Ever since I was old enough to reminisce, I knew I'd been blessed by Mother Teresa. My mom had the opportunity to meet her when I was in utero, and as legend has it, she touched her growing stomach and made some wise crack about my future as a Missionary of Charity (a detail I usually leave out when telling this story because it leaves me no room to question my vocation or overall purpose in life - if Mother Teresa provides you with one, you're kind of obligated to follow up. Ah well...). So, since I probably had gills and no finger nails at the time of our meeting, I obviously do not remember this. That being said, it's a nice thought to carry around and pull out every time a bad day rolls around. You got the last seat on the bus? I've been blessed by Mother Teresa. Sub-zero temperatures? Eat poo, Mother Nature. I've been blessed by Mother Teresa. Anyway, for the past 26 years or so, I've had that to fall back on when everything else seems quietly out of line.

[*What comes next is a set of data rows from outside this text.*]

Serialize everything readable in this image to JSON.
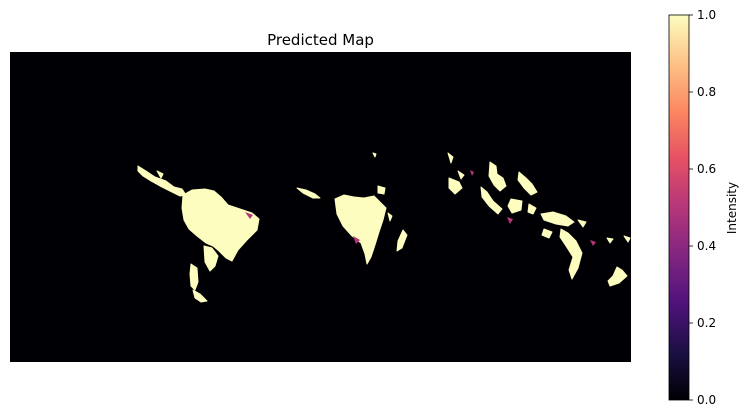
{
  "chart_data": {
    "type": "heatmap",
    "title": "Predicted Map",
    "colormap": "magma",
    "colorbar": {
      "label": "Intensity",
      "range": [
        0.0,
        1.0
      ],
      "ticks": [
        "0.0",
        "0.2",
        "0.4",
        "0.6",
        "0.8",
        "1.0"
      ],
      "colors": [
        "#000004",
        "#1c1044",
        "#4f127b",
        "#812581",
        "#b5367a",
        "#e55064",
        "#fb8761",
        "#fec287",
        "#fcfdbf"
      ]
    },
    "axes_visible": false,
    "background_value": 0.0,
    "feature_value": 1.0
  }
}
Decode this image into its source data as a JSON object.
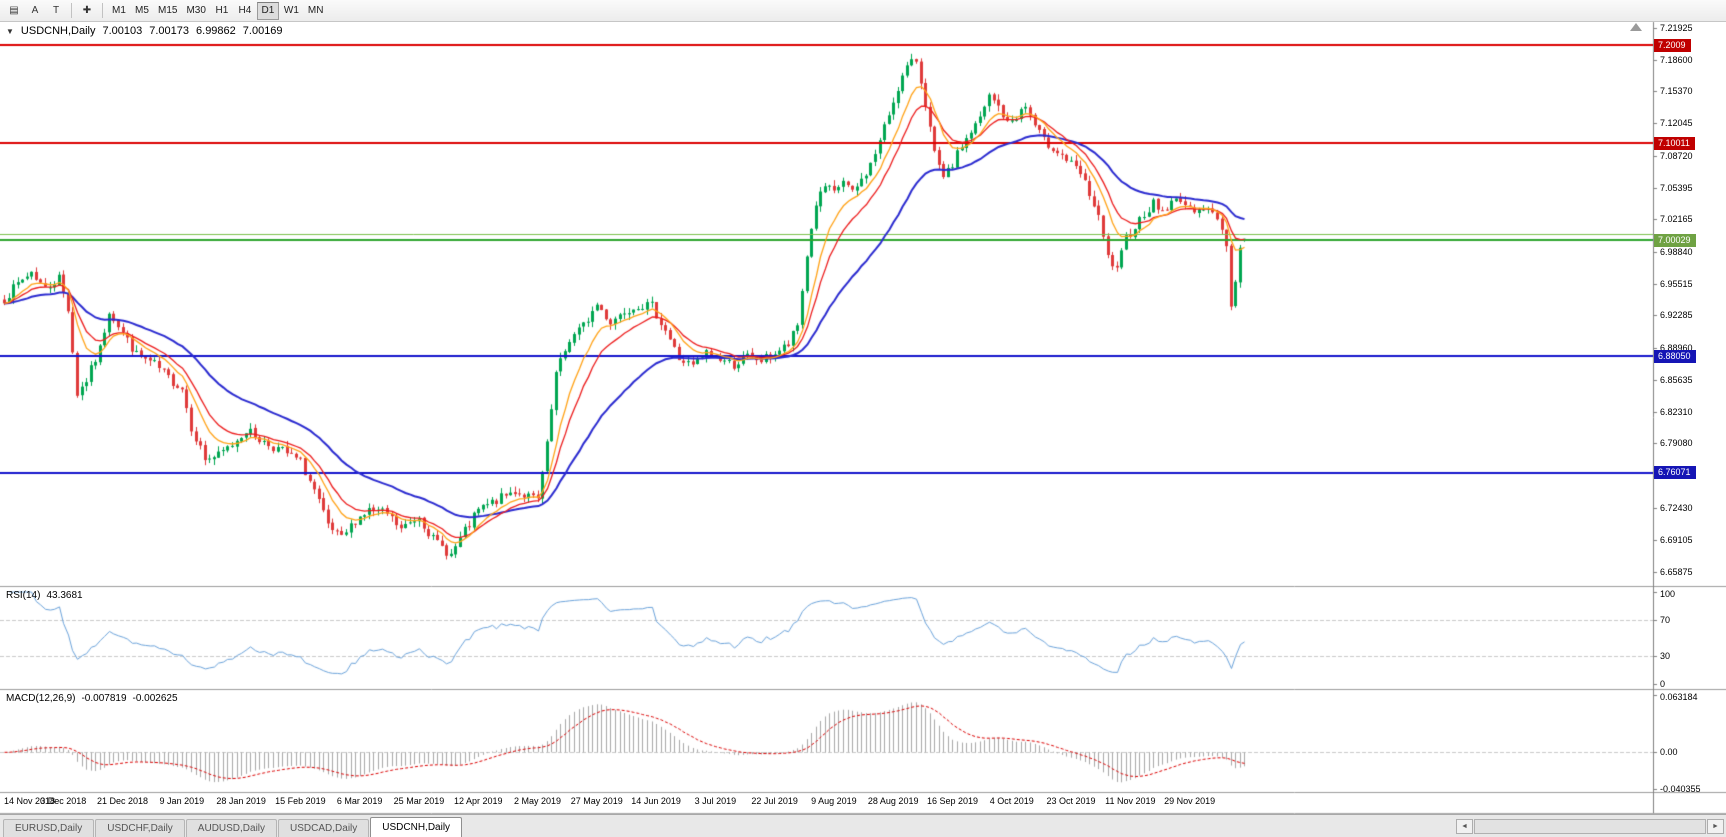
{
  "palette": {
    "up": "#00A651",
    "down": "#DF3A3A",
    "ma_fast": "#FFA216",
    "ma_mid": "#ED1C1C",
    "ma_slow": "#2B2BD0",
    "line_red": "#DC0000",
    "line_green": "#2EA52E",
    "line_lightgreen": "#7CC24B",
    "line_blue": "#1414CC",
    "badge_red": "#C00000",
    "badge_green": "#6FA243",
    "badge_blue": "#1515B5",
    "rsi": "#6BA3DB",
    "macd_hist": "#A8A8A8",
    "macd_signal": "#DC0000",
    "separator": "#9C9C9C",
    "axis_line": "#808080",
    "level_dash": "#C9C9C9",
    "axis_text": "#000000"
  },
  "toolbar": {
    "icons": [
      {
        "name": "chart-list-icon",
        "glyph": "▤"
      },
      {
        "name": "font-a-icon",
        "glyph": "A"
      },
      {
        "name": "text-tool-icon",
        "glyph": "T"
      },
      {
        "name": "crosshair-icon",
        "glyph": "✚"
      }
    ],
    "timeframes": [
      {
        "label": "M1"
      },
      {
        "label": "M5"
      },
      {
        "label": "M15"
      },
      {
        "label": "M30"
      },
      {
        "label": "H1"
      },
      {
        "label": "H4"
      },
      {
        "label": "D1",
        "active": true
      },
      {
        "label": "W1"
      },
      {
        "label": "MN"
      }
    ]
  },
  "chart": {
    "title": {
      "dropdown_glyph": "▼",
      "symbol": "USDCNH,Daily",
      "open": "7.00103",
      "high": "7.00173",
      "low": "6.99862",
      "close": "7.00169"
    }
  },
  "rsi_panel": {
    "name": "RSI(14)",
    "value": "43.3681",
    "ticks": [
      {
        "label": "100",
        "v": 100
      },
      {
        "label": "70",
        "v": 70
      },
      {
        "label": "30",
        "v": 30
      },
      {
        "label": "0",
        "v": 0
      }
    ]
  },
  "macd_panel": {
    "name": "MACD(12,26,9)",
    "main": "-0.007819",
    "signal": "-0.002625",
    "ticks": [
      {
        "label": "0.063184",
        "v": 0.063184
      },
      {
        "label": "0.00",
        "v": 0
      },
      {
        "label": "-0.040355",
        "v": -0.040355
      }
    ]
  },
  "tabs": [
    {
      "label": "EURUSD,Daily"
    },
    {
      "label": "USDCHF,Daily"
    },
    {
      "label": "AUDUSD,Daily"
    },
    {
      "label": "USDCAD,Daily"
    },
    {
      "label": "USDCNH,Daily",
      "active": true
    }
  ],
  "tab_scrollbar": {
    "left_glyph": "◄",
    "right_glyph": "►"
  },
  "chart_data": {
    "type": "candlestick",
    "symbol": "USDCNH",
    "period": "Daily",
    "bars": 273,
    "last_bar": {
      "open": 7.00103,
      "high": 7.00173,
      "low": 6.99862,
      "close": 7.00169
    },
    "price_range": [
      6.645,
      7.225
    ],
    "price_axis_ticks": [
      "7.21925",
      "7.18600",
      "7.15370",
      "7.12045",
      "7.08720",
      "7.05395",
      "7.02165",
      "6.98840",
      "6.95515",
      "6.92285",
      "6.88960",
      "6.85635",
      "6.82310",
      "6.79080",
      "6.75755",
      "6.72430",
      "6.69105",
      "6.65875"
    ],
    "hlines": [
      {
        "price": 7.2009,
        "label": "7.2009",
        "color": "red",
        "width": 2
      },
      {
        "price": 7.10011,
        "label": "7.10011",
        "color": "red",
        "width": 2
      },
      {
        "price": 7.0068,
        "label": null,
        "color": "lightgreen",
        "width": 1
      },
      {
        "price": 7.00029,
        "label": "7.00029",
        "color": "green",
        "width": 2
      },
      {
        "price": 6.8805,
        "label": "6.88050",
        "color": "blue",
        "width": 2
      },
      {
        "price": 6.76071,
        "label": "6.76071",
        "color": "blue",
        "width": 2
      }
    ],
    "moving_averages": [
      {
        "period": 8,
        "method": "ema",
        "color": "ma_fast"
      },
      {
        "period": 13,
        "method": "ema",
        "color": "ma_mid"
      },
      {
        "period": 34,
        "method": "ema",
        "color": "ma_slow"
      }
    ],
    "indicators": [
      {
        "name": "RSI",
        "period": 14,
        "current": 43.3681,
        "range": [
          0,
          100
        ],
        "levels": [
          70,
          30
        ]
      },
      {
        "name": "MACD",
        "fast": 12,
        "slow": 26,
        "signal": 9,
        "current_main": -0.007819,
        "current_signal": -0.002625,
        "axis_min": -0.040355,
        "axis_max": 0.063184
      }
    ],
    "x_labels": [
      "14 Nov 2018",
      "3 Dec 2018",
      "21 Dec 2018",
      "9 Jan 2019",
      "28 Jan 2019",
      "15 Feb 2019",
      "6 Mar 2019",
      "25 Mar 2019",
      "12 Apr 2019",
      "2 May 2019",
      "27 May 2019",
      "14 Jun 2019",
      "3 Jul 2019",
      "22 Jul 2019",
      "9 Aug 2019",
      "28 Aug 2019",
      "16 Sep 2019",
      "4 Oct 2019",
      "23 Oct 2019",
      "11 Nov 2019",
      "29 Nov 2019"
    ],
    "x_label_step_bars": 13,
    "close_anchors": [
      [
        0,
        6.94
      ],
      [
        3,
        6.955
      ],
      [
        6,
        6.968
      ],
      [
        9,
        6.95
      ],
      [
        12,
        6.962
      ],
      [
        14,
        6.93
      ],
      [
        16,
        6.842
      ],
      [
        18,
        6.856
      ],
      [
        21,
        6.888
      ],
      [
        23,
        6.928
      ],
      [
        26,
        6.905
      ],
      [
        29,
        6.882
      ],
      [
        33,
        6.872
      ],
      [
        36,
        6.858
      ],
      [
        39,
        6.848
      ],
      [
        41,
        6.808
      ],
      [
        44,
        6.775
      ],
      [
        47,
        6.778
      ],
      [
        50,
        6.79
      ],
      [
        53,
        6.805
      ],
      [
        57,
        6.792
      ],
      [
        61,
        6.783
      ],
      [
        65,
        6.772
      ],
      [
        68,
        6.742
      ],
      [
        71,
        6.705
      ],
      [
        74,
        6.692
      ],
      [
        77,
        6.712
      ],
      [
        80,
        6.722
      ],
      [
        84,
        6.718
      ],
      [
        87,
        6.702
      ],
      [
        91,
        6.716
      ],
      [
        94,
        6.692
      ],
      [
        98,
        6.676
      ],
      [
        101,
        6.7
      ],
      [
        104,
        6.722
      ],
      [
        108,
        6.732
      ],
      [
        112,
        6.742
      ],
      [
        115,
        6.736
      ],
      [
        117,
        6.732
      ],
      [
        119,
        6.788
      ],
      [
        121,
        6.862
      ],
      [
        124,
        6.898
      ],
      [
        127,
        6.912
      ],
      [
        130,
        6.934
      ],
      [
        133,
        6.916
      ],
      [
        136,
        6.928
      ],
      [
        139,
        6.934
      ],
      [
        142,
        6.932
      ],
      [
        145,
        6.908
      ],
      [
        148,
        6.878
      ],
      [
        151,
        6.87
      ],
      [
        154,
        6.884
      ],
      [
        157,
        6.878
      ],
      [
        160,
        6.872
      ],
      [
        163,
        6.88
      ],
      [
        166,
        6.876
      ],
      [
        169,
        6.884
      ],
      [
        172,
        6.892
      ],
      [
        174,
        6.912
      ],
      [
        176,
        6.985
      ],
      [
        178,
        7.038
      ],
      [
        180,
        7.055
      ],
      [
        182,
        7.048
      ],
      [
        184,
        7.062
      ],
      [
        186,
        7.048
      ],
      [
        188,
        7.062
      ],
      [
        190,
        7.078
      ],
      [
        192,
        7.102
      ],
      [
        194,
        7.13
      ],
      [
        196,
        7.158
      ],
      [
        198,
        7.178
      ],
      [
        200,
        7.186
      ],
      [
        202,
        7.142
      ],
      [
        204,
        7.088
      ],
      [
        206,
        7.062
      ],
      [
        208,
        7.078
      ],
      [
        210,
        7.098
      ],
      [
        212,
        7.112
      ],
      [
        214,
        7.125
      ],
      [
        216,
        7.148
      ],
      [
        218,
        7.138
      ],
      [
        220,
        7.12
      ],
      [
        222,
        7.128
      ],
      [
        224,
        7.138
      ],
      [
        226,
        7.118
      ],
      [
        228,
        7.102
      ],
      [
        230,
        7.096
      ],
      [
        232,
        7.088
      ],
      [
        234,
        7.078
      ],
      [
        236,
        7.068
      ],
      [
        238,
        7.048
      ],
      [
        240,
        7.022
      ],
      [
        242,
        6.982
      ],
      [
        244,
        6.968
      ],
      [
        246,
        7.002
      ],
      [
        248,
        7.015
      ],
      [
        250,
        7.028
      ],
      [
        252,
        7.038
      ],
      [
        254,
        7.03
      ],
      [
        256,
        7.038
      ],
      [
        258,
        7.044
      ],
      [
        260,
        7.03
      ],
      [
        262,
        7.036
      ],
      [
        264,
        7.03
      ],
      [
        266,
        7.024
      ],
      [
        268,
        6.998
      ],
      [
        269,
        6.932
      ],
      [
        270,
        6.958
      ],
      [
        271,
        6.992
      ],
      [
        272,
        7.0017
      ]
    ],
    "noise_seed": 7,
    "noise_amp": 0.005
  }
}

Fast forward to this past Thanksgiving. Sitting at the end of a long table with my aunt, uncle, mom and brother. Conversation makes its usual turn to talk of McDonald's franchises in somewhat unsavory areas of St. Louis. Standard banter. And then suddenly, I'm blindsided with a story I've never heard before. During that same bout of gestation, my mom and dad were grabbing dinner at a McDonald's near their apartment in the city when they were approached by a mentally unstable and possibly homeless woman. She could've asked for money or a French fry, but instead she chose to curse my mom's stomach. To curse me, an unassuming, downy quasi-human who had, so far, done nothing to harm anyone else. Apparently she made my mom cry and blah blah blah, the point being I had just nine months to make it through unscathed. To grow vital organs and eat through my stomach. But in those nine months, I managed to acquire a blessing from one of the most revered humanitarians in history and a curse from some lady who probably collects Bartles & Jaymes bottles filled with eyelashes.
As a result, so I've surmised, I'm destined to be mediocre. It's the ying and the yang of good deeds and value meals, and I am the result. Hovering gently in the middle. If I'd never heard the second part of my fetal journey, I would've continued to believe that I'm some sort of female Emperor of the Sun, called upon to shoulder the burden of holy greatness. It's probably better this way, as I can now reconcile my newly realistic obligations as a human being, my unnatural love of sweet & sour sauce packets, and the faint memory of a wrinkled Nobel Peace Prize-winning hand seen through small, developing eyes.